Elise recalled her dream and that incredible fortress on the water. She dare not ask, but was it there she referred?

"Well let's go."

The terrain transitioned gradually into gravel stones and then finally, as the hillside leveled out, solid pavement. They reached the corner of a shallow and square concrete trench. Its two nearest sides (from which they came) were bare, while grey buildings obscured what lay beyond. In that opposite corner, between the buildings, rose a set of stairs deeper into the installation.

Sterile whiteness issued from a tall lamp. They heard only its hum.

Dorothy, followed by a Elise, slid into the trench-like square to join the lamppost and a single cast-iron bench. The witch slunk to boundary and signaled Elise to do the same, who did, and followed her up the steps on the other side. The young grimlock made so little sound. To Elise, it felt like following a shadow.After a brief hike across flat ground, they descended more steps but this time only half as far into another trench. This one had buildings on all sides and no windows, and five stairways out. 

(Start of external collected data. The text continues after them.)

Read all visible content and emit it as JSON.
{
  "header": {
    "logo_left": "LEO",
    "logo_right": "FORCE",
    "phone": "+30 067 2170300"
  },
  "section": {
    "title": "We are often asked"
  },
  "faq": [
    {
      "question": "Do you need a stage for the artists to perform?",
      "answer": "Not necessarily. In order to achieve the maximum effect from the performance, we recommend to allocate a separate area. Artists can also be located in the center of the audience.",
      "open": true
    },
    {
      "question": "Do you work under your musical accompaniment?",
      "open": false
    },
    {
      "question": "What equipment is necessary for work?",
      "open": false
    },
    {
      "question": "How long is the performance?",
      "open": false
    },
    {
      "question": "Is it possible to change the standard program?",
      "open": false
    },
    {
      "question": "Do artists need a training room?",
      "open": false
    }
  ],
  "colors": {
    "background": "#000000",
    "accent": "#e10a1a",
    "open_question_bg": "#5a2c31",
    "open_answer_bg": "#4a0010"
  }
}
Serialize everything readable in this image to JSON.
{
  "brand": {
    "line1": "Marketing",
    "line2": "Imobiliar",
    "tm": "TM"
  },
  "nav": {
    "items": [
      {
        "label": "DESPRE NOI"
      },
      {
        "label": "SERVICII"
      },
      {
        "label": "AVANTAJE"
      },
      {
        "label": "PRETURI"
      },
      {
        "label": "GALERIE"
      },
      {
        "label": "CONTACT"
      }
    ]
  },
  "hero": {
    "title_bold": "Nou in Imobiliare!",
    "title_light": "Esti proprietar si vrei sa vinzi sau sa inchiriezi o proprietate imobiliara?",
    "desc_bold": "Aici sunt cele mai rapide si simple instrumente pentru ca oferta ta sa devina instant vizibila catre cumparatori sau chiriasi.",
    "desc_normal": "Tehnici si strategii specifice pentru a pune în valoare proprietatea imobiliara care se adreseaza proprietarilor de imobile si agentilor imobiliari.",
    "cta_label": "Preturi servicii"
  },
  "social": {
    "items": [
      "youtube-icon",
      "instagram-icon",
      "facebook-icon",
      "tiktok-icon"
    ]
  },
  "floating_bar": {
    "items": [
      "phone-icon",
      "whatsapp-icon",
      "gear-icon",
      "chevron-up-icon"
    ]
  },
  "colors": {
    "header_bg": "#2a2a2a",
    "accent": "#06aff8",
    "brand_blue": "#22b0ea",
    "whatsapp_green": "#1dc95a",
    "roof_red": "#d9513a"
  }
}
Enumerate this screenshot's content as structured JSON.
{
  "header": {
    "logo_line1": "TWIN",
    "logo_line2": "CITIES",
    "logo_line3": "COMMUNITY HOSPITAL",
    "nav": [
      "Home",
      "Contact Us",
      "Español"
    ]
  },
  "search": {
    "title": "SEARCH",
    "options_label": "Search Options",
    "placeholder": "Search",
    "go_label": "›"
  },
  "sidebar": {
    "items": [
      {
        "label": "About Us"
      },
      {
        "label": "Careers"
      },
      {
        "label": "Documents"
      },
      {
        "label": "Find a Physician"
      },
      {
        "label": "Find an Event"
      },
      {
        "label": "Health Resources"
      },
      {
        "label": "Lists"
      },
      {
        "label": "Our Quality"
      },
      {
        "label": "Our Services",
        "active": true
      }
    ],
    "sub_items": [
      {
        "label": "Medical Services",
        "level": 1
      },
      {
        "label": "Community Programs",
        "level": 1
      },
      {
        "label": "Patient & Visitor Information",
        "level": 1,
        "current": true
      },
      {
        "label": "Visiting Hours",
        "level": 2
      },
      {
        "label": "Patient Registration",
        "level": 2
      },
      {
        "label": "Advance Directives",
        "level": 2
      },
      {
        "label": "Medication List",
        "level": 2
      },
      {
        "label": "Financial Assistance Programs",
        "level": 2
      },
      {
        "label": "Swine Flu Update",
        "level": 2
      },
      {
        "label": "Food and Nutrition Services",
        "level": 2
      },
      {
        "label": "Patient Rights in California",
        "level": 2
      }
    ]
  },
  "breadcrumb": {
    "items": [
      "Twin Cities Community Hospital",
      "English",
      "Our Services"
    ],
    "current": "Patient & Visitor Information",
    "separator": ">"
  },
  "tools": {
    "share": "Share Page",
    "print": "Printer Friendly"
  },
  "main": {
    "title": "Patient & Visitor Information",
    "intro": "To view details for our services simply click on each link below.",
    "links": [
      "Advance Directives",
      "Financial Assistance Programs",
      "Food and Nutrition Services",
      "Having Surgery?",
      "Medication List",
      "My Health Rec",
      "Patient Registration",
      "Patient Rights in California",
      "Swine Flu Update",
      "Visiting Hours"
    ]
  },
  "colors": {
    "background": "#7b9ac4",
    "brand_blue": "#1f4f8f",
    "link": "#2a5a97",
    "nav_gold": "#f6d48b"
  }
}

"This is like a maze," whispered Elise. "How will we ever know which way to go? I think we ought to try again from above." For some reason she felt safer in the sky; she couldn't attribute it any special reason.

"If there's one place your people understand it's the sky," said Dorothy. Her strong stomach stilled; her diaphragm paused. "Listen closely."

Going quiet, too, and tuning her ears to the air, Elise tried to do as the witch instructed her. "I don't hear anything."

"They're up there. Your machines."

Elise noticed, again, Dorothy calling everything that wasn't hers Elise's instead. Annoyed, she wanted to tell her that these machines were no more hers than the ancient bullion buried under Elmul, but she didn't.

"I can tell when you're upset."

"Oh?" Elise's eyebrows strained and furrowed.

"It's your hair, like static electricity. I've never seen anythin' quite like it except with your cat. Are you sure you two aren't related?"

Hrmphing, Elise tried to flatten her hair, but knew it wouldn't do it any good. Her hair had a tendency to get unruly, particularly when she got angry. That's why she wore two hair ties at the base of her braids and a hair band, too. The witch laughed gently against the silence.

"I don't know what's funny," whispered a heated Elise. "We're lost without a prayer where to go or what to do."

Germón, who of course followed them dutifully, pawed at Dorothy's stocking. It was his wont.

"Sometimes, all I have left to do is laugh. But you're right. We're fucked."

Elise didn't like it when Dorothy cursed, but in this case the cold words made her shiver down her spine. For the first time since meeting her Elise saw not a witch, but a girl like her. Perhaps she had no right to feel upset when Dorothy thought of her as the other, because when push came to shove, she thought of Dorothy as the other, too.

From down one stony way they heard the sound of footsteps fast approaching.